I realized why Miguel was doing this, to bolster his utter command, a mere reminder that he’d bargained for my life out of an act of revenge. His pet. His obsession. I closed my eyes, wishing myself into another life, the perfect beach cottage that I’d always dreamt about. That certainly hadn’t been a lie, something Miguel wouldn’t tolerate. I’d never wanted to live as a wealthy princess, a perk that my mother seemed to enjoy. Or maybe she simply tolerated the arranged marriage she’d been forced into.
I’d never really thought about the sick arrangement in any detrimental manner before. My mother had always smiled, laughing at the appropriate times, hosting various events with ease and grace. I’d only seen her cry once, a moment as a little girl when I’d lost my baby brother only days after his birth. Since then, she’d had little emotion. Maybe now I understood why.
However, I wasn’t like her in any aspect. I was much stronger, my backbone thick and unwavering. Neither my father nor Miguel would ever get the best of me. At some point, I would be able to get away from him. I’d just have to bide my time.
Several minutes, maybe longer seemed to slip by, the lack of sound driving me to the point of paranoia. This house was huge, gorgeous in every way yet cold. Just like the man.
Just like an agitated beast.
I thought about the concert, the realization that both men had been in the audience something I had difficulty fathoming. Music was my solace, my escape and they’d interfered with my private world. Now, the asshole was using my cello as a bargaining chip. My father had never taken an interest in my music, certainly not other than to kiss me on the cheek when I gushed with excitement over good news. I was merely a woman, nothing of importance.
I finally settled down, playing the last concerto in my mind, enjoying the dazzling sensations from the brilliant maestro I’d been lucky enough to work with. I’d been shocked after receiving the call, the Miami Symphony one of the most revered orchestras in the United States. And they’d requested me as a guest. It was every musician’s dream.

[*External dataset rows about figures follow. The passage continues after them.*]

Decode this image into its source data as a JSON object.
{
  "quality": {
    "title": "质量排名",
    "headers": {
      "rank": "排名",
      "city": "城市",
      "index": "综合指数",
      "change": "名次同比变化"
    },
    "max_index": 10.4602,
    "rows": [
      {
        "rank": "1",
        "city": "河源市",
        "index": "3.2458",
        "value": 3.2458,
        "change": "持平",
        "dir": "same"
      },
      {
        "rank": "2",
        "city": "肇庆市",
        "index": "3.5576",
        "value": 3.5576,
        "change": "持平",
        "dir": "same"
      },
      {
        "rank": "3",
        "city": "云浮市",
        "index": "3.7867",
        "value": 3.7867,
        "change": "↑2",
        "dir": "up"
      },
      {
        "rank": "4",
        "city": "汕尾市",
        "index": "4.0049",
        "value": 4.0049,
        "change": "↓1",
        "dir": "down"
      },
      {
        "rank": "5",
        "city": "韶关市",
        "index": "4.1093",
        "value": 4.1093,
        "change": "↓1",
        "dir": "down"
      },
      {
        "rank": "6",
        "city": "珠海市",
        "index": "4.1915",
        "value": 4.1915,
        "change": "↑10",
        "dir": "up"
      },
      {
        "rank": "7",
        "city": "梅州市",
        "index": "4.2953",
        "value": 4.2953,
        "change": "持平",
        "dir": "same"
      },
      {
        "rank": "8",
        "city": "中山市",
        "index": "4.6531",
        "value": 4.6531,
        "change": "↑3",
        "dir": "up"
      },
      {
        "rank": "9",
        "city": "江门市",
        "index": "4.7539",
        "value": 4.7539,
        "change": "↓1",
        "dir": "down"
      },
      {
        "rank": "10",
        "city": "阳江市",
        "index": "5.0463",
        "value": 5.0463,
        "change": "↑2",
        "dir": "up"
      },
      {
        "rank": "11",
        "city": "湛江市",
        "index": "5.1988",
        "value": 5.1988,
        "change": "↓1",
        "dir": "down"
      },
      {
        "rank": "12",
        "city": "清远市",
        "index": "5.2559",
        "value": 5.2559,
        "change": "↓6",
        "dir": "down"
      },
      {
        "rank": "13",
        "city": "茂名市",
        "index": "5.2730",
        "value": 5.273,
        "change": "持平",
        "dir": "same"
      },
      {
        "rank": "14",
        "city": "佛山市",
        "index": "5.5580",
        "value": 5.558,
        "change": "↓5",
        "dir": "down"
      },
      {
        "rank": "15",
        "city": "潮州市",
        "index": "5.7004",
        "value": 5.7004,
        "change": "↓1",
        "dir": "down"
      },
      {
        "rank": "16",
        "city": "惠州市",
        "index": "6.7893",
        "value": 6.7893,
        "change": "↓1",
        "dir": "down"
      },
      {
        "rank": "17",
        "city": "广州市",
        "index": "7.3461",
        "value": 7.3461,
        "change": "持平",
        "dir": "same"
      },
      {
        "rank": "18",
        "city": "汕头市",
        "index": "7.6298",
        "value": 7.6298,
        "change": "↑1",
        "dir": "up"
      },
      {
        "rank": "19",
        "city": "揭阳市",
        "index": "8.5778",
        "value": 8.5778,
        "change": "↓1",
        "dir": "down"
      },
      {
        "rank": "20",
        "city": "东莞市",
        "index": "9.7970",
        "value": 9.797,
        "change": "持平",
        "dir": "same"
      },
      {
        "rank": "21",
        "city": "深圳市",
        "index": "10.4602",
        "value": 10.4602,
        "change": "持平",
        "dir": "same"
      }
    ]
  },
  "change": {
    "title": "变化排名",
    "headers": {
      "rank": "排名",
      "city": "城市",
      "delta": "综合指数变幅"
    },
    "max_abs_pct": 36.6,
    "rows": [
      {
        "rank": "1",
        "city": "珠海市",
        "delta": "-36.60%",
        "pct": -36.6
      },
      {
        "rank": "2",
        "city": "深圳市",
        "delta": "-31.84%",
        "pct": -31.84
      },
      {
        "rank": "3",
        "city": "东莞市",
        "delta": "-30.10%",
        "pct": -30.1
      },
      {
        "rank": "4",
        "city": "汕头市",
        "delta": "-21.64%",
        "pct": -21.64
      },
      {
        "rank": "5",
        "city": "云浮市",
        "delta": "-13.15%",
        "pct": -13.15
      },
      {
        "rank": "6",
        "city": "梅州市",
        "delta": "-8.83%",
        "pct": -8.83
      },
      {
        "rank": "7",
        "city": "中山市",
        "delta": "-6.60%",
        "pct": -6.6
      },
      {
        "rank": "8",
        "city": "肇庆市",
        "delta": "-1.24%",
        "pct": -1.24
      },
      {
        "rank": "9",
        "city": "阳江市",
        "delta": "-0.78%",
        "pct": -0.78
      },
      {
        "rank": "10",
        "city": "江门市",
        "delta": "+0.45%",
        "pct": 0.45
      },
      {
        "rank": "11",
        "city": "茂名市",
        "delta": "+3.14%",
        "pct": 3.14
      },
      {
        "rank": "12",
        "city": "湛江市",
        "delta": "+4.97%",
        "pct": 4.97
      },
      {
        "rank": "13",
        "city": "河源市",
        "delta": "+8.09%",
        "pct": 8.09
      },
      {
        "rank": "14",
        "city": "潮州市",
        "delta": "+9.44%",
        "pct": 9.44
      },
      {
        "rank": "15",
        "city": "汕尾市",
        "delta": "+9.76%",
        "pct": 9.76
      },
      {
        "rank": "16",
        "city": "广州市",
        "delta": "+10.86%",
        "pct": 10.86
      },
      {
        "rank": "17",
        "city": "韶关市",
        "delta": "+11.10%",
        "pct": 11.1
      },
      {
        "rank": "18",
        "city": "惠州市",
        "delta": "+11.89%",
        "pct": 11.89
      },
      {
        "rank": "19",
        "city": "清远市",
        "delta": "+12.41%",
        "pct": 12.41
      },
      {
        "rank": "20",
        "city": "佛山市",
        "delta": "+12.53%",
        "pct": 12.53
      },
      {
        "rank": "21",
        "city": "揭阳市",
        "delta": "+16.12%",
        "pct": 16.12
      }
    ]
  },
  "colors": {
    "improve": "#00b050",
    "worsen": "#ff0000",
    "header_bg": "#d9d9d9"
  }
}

Now it was all gone, stripped away from me like everything else. I fought another round of bitter tears, knowing in my heart that Miguel would never make good on his promise even if I was as good as gold. He certainly wouldn’t allow me time for myself. I would be at his beck and call any time of day or night. The thought was revolting.
Horrible.
Unimaginable.
Exciting.
I hated myself for the myriad feelings. Miguel wasn’t some perfect hero, a prince arriving in a horse-drawn carriage. He was the toad, merely in expensive, gorgeous clothing and a sultry body.